# Understanding GPL and forking code



## SkullOne (Jul 9, 2011)

There's an app for Android that apparently has been abandoned. I like what the app does, but it has never been updated for ICS/JB so it doesn't work without the user adding information to the app not to mention it is still the GB UI. The user interaction isn't generally something somebody would know how to do either. Now finding said information isn't hard, but how many people would look it up instead of simply uninstalling?

The project is open source under GNU GPL v3 and the code is freely available on code.google.com. The original developer has not updated the app for nearly a year (Dec 2011 was last update). He does not respond to bug reports and has not posted in the apps thread over at XDA since Dec 2011. Apparently he hasn't responded to e-mails either. I myself have not attempted to e-mail him yet, but since the developer hasn't said a word in nearly 12 months I don't feel I should have to waste time trying to contact him to ask him permission to fork his open source code.

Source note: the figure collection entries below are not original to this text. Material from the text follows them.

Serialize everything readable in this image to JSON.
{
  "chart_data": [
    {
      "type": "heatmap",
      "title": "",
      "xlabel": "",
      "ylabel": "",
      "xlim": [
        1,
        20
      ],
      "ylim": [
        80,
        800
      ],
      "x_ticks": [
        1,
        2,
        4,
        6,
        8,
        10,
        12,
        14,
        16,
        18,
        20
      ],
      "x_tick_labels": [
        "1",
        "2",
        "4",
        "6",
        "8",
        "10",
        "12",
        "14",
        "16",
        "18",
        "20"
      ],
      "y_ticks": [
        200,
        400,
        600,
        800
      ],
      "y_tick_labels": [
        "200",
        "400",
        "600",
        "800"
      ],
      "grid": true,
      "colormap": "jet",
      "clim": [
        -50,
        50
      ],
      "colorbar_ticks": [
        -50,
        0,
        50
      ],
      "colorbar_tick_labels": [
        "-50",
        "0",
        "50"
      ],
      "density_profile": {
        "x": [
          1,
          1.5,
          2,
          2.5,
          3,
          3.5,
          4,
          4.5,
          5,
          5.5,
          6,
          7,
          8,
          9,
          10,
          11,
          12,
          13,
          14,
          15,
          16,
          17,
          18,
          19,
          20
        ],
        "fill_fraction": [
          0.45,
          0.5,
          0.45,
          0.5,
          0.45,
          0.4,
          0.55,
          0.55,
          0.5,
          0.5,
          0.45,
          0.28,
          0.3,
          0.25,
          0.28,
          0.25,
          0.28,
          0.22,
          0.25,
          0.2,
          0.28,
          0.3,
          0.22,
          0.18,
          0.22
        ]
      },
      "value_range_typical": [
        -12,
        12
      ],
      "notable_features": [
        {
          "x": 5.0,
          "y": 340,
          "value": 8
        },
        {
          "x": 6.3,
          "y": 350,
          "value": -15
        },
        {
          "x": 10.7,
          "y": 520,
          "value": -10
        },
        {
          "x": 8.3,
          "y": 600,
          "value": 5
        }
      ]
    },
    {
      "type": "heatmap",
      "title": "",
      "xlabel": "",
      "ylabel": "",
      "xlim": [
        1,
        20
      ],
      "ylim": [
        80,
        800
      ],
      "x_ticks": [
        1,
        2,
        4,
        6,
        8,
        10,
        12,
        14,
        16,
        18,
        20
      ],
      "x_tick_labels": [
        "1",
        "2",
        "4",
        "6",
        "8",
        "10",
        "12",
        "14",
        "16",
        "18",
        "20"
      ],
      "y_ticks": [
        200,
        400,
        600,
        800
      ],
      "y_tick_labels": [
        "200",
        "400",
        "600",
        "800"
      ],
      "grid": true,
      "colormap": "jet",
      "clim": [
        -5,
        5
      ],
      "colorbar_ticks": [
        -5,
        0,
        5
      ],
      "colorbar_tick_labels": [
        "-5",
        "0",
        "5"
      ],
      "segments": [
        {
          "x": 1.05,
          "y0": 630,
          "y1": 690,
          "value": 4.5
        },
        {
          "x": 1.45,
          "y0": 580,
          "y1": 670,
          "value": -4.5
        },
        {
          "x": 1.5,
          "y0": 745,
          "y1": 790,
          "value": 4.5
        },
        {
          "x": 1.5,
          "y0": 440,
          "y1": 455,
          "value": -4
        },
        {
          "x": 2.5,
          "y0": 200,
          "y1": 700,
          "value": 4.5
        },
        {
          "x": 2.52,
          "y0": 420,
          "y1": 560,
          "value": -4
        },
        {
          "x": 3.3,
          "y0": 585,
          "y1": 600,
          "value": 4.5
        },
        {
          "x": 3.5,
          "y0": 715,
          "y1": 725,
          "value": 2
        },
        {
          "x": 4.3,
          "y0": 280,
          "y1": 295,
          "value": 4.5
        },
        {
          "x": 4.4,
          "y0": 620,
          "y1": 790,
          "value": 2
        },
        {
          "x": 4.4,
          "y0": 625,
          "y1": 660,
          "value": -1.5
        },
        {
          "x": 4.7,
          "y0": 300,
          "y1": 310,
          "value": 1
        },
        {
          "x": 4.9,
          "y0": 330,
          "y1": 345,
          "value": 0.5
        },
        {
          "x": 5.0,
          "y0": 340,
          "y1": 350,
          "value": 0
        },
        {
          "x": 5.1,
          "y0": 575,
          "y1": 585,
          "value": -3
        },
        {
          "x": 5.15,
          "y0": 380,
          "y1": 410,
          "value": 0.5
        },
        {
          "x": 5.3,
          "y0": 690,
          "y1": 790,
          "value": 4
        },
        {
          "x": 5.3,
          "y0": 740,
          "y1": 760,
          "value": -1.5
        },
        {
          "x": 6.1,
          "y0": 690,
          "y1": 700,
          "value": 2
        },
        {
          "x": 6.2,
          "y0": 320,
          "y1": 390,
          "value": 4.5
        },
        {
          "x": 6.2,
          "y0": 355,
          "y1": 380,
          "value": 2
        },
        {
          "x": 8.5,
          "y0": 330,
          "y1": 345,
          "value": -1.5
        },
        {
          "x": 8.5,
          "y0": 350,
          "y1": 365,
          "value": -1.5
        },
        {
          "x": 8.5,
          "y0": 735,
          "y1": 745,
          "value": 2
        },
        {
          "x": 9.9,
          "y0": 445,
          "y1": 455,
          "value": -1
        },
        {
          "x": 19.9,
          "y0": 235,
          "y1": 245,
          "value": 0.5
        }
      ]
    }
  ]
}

The piece I don't understand about GPL is there is a rumor that this app was purchased by a company which is why there have been no updates. I didn't think that was possible under the GPL?

Assuming the rumor of the code being purchased is true, because the code released so far is protected by GPL v3, if full credit is given to original author for the base code I am still able to fork the code, rename the app to differentiate, fix/update the app, release the code under GPL v3 and release to the Android Market correct?

The app will remain free and remain ad-free. I'm simply doing this because I want to give back to the Android community.

Answers to the questions, thoughts, and opinions are appreciated.


----------



## jt1134 (Jun 9, 2011)

SkullOne said:


> There's an app for Android that apparently has been abandoned. I like what the app does, but it has never been updated for ICS/JB so it doesn't work without the user adding information to the app not to mention it is still the GB UI. The user interaction isn't generally something somebody would know how to do either. Now finding said information isn't hard, but how many people would look it up instead of simply uninstalling?
> 
> The project is open source under GNU GPL v3 and the code is freely available on code.google.com. The original developer has not updated the app for nearly a year (Dec 2011 was last update). He does not respond to bug reports and has not posted in the apps thread over at XDA since Dec 2011. Apparently he hasn't responded to e-mails either. I myself have not attempted to e-mail him yet, but since the developer hasn't said a word in nearly 12 months I don't feel I should have to waste time trying to contact him to ask him permission to fork his open source code.
> 
> ...


Its GPL. Do whatever you want with it. Keep the GPL license in the source code, and make the updated source code available.

Sent from my SCH-I500 using RootzWiki


----------



## JBirdVegas (Jun 11, 2011)

Since its GPL do it! You may want to include a menu button called licenses and include the link and license but I don't think even that's required under GPL.


----------



## yarly (Jun 22, 2011)

creator can relicense however he wants (commercial or otherwise). anyone can use gpl code without permission though. Just have to include the license and make the source available somehow whereever you distribute by a link or something.


----------



## SkullOne (Jul 9, 2011)

yarly said:


> creator can relicense however he wants (commercial or otherwise). anyone can use gpl code without permission though. Just have to include the license and make the source available somehow whereever you distribute by a link or something.


Would the original creator be able to revoke the GPL code already released and hit me with a C&D or the code already released protected from that due to the GPL?

I'm nearly done fixing the software. I fixed the major bug that broke it on ICS/JB. I updated the UI to Holo and updated some of the images to better ones. I just need to make a few changes to item placement in the UI which was broken with the move to Holo and try to adjust the widget icon placement. Once that's fixed I'll upload to github and release to the market.


----------



## jt1134 (Jun 9, 2011)

SkullOne said:


> Would the original creator be able to revoke the GPL code already released and hit me with a C&D or the code already released protected from that due to the GPL?
> 
> I'm nearly done fixing the software. I fixed the major bug that broke it on ICS/JB. I updated the UI to Holo and updated some of the images to better ones. I just need to make a few changes to item placement in the UI which was broken with the move to Holo and try to adjust the widget icon placement. Once that's fixed I'll upload to github and release to the market.


One word: GPL









Go for it.

Sent from my SCH-I500 using RootzWiki


----------



## yarly (Jun 22, 2011)

SkullOne said:


> Would the original creator be able to revoke the GPL code already released and hit me with a C&D or the code already released protected from that due to the GPL?
> 
> I'm nearly done fixing the software. I fixed the major bug that broke it on ICS/JB. I updated the UI to Holo and updated some of the images to better ones. I just need to make a few changes to item placement in the UI which was broken with the move to Holo and try to adjust the widget icon placement. Once that's fixed I'll upload to github and release to the market.


As jt said, you're safe, go for it.

http://www.tldrlegal.com/license/gnu-general-public-license-v2-(gpl-2)


----------